Nine summers ago Chuck Grindstaff got a call from Wally Rhines, chairman and CEO of Mentor Graphics. As president and CEO of Siemens PLM Software, Grindstaff was running a company that could use Mentor’s chip design expertise to set itself apart, Rhines reasoned. Mentor was facing a hostile takeover bid from Cadence Design, and Rhines was looking for a “white knight” to acquire his company.
Siemens didn’t buy Mentor at that time, but neither did Cadence. In 2011 investor Carl Icahn tried to buy Mentor, but that didn’t work out either. Mentor remained independent, grew its business, and last year it was Grindstaff who was calling Rhines. Siemens saw other heavy equipment makers getting into chip design and wanted to leapfrog the competition.
“The trend toward higher level system integration was real clear,” Grindstaff told reporters and analysts recently at the Design Automation Conference in Austin, Texas. “We extracted the conclusion that we should get on the real far end of that spectrum, not inch our way up.”
The result was Siemens’ $4.5 billion takeover of Mentor Graphics, which Grindstaff says will put Siemens on the map in the world of integrated circuit design.
“Mentor had the best balance of IC design tools, printed circuit board design tools and software design tools in the market,” Grindstaff said. He said Mentor and Siemens also shared a “common culture” in terms of how they “conduct themselves in the marketplace.”
The marketplace is going to get a lot more interesting for Mentor, Rhines said. Mentor and Siemens already have a number of common customers, and now Mentor will have many more people on its teams to talk to different parts of each customer’s organization. Rhines said Mentor already gets about 20% of its revenue from automotive customers, but has never before had the resources to take advantage of all possible opportunities within those large companies.
Rhines also said that being part of Siemens will give Mentor the ability to invest more in research and development. He said the electronic design automation industry as a whole invests roughly 35% of revenue in R&D, but Mentor has only been investing about 30% of revenue in recent years.
Learning from the past
Grindstaff said Siemens learned years ago what can happen to a company that fails to “invest in what’s moving fast.” Siemens sold its telecom business, which Grindstaff described as “the foundation of the company,” in 2009, and in 2013 Nokia bought Siemens out of the two companies’ telecom infrastructure joint venture, NSN.

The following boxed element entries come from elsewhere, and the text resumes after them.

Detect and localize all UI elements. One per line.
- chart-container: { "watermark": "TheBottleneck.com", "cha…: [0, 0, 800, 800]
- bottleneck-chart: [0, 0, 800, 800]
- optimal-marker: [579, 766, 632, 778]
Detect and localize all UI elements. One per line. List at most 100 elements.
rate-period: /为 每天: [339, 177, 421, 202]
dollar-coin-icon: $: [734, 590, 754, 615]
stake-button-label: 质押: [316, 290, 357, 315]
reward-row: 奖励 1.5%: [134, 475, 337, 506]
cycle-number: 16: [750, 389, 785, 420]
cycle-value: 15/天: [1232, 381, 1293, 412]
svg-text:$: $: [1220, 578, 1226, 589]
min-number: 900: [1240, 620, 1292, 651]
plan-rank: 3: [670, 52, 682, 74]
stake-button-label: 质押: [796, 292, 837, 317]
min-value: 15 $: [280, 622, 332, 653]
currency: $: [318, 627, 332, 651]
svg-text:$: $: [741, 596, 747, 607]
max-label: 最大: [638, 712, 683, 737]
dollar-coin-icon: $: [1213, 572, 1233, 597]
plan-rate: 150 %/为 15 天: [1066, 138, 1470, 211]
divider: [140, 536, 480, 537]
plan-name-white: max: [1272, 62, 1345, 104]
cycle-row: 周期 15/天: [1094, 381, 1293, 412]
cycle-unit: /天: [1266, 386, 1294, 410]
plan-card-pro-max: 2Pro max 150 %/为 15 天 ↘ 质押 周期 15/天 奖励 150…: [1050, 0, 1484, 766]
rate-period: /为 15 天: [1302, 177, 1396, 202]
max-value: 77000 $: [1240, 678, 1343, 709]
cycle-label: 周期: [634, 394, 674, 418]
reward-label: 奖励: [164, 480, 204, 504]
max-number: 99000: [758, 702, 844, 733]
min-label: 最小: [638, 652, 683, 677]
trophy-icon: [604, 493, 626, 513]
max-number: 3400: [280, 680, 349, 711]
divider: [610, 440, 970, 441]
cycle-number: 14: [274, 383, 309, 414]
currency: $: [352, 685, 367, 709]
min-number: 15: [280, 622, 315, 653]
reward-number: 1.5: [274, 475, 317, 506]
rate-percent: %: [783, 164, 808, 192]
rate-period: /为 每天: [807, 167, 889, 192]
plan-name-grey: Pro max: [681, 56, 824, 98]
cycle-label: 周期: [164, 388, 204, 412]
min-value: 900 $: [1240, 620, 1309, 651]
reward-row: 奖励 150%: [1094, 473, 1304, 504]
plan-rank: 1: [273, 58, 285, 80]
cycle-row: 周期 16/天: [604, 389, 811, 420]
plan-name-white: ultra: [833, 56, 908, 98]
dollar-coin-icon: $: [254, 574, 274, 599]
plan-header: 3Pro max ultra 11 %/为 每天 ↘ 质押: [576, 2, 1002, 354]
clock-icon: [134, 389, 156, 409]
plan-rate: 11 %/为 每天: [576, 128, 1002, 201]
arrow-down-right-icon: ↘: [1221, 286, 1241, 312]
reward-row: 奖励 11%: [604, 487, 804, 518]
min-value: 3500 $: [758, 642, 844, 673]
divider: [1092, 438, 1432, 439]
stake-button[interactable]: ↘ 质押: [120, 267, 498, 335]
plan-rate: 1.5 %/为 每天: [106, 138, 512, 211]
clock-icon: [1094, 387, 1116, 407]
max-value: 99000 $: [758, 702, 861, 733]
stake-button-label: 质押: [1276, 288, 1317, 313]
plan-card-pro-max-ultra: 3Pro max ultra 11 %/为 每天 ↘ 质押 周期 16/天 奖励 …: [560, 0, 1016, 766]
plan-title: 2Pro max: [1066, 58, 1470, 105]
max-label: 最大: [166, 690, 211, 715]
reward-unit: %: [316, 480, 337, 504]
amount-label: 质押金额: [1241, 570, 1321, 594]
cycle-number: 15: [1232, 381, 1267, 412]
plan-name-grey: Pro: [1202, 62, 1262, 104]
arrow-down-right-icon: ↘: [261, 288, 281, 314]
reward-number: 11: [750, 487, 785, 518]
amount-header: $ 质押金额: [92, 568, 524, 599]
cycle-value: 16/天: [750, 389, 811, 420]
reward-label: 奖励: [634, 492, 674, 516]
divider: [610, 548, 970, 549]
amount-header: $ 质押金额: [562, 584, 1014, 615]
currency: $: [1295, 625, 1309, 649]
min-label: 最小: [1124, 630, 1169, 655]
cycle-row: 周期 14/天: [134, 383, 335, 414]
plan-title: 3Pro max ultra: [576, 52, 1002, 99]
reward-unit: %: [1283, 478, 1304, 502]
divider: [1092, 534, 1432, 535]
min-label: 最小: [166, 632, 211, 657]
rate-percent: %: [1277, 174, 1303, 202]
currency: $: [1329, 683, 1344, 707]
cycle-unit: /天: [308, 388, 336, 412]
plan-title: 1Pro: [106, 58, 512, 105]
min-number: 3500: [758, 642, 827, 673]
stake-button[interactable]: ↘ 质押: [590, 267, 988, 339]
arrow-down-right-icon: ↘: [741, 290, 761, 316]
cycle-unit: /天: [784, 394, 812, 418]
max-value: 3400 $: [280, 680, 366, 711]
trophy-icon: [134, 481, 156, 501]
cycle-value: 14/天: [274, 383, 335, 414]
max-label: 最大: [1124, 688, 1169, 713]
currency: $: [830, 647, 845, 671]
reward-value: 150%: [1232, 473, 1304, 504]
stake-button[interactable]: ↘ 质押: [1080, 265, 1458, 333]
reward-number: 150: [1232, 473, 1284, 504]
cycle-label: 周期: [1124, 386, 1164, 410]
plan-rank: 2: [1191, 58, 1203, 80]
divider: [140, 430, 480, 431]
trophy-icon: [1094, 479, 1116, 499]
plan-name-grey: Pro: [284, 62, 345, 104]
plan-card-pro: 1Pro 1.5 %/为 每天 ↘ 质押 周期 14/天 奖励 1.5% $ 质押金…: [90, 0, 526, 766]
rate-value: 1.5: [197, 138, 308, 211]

Siemens sees the Mentor acquisition as a way to stay relevant in the manufacturing industries as automation becomes increasingly important. Grindstaff said customers that work with both Siemens and Mentor have told him they wished the two companies could be more integrated, and now they will be.
Siemens also has a history in the semiconductor industry. The company sold its chip business in 1998, and Grindstaff said he raised some eyebrows when he told the board he wanted to take the company back into chips. He convinced them, he said, by explaining that there’s more value in being a tool supplier than in being a component supplier.
Rhines added that he sees the current wave of investment in design automation as reminiscent of the 1980’s when “every computer company built a wafer fab.” Now technology giants are investing in chip design, rather than chip manufacturing, with Apple, Google, and Amazon all involved to varying degrees in developing their own silicon.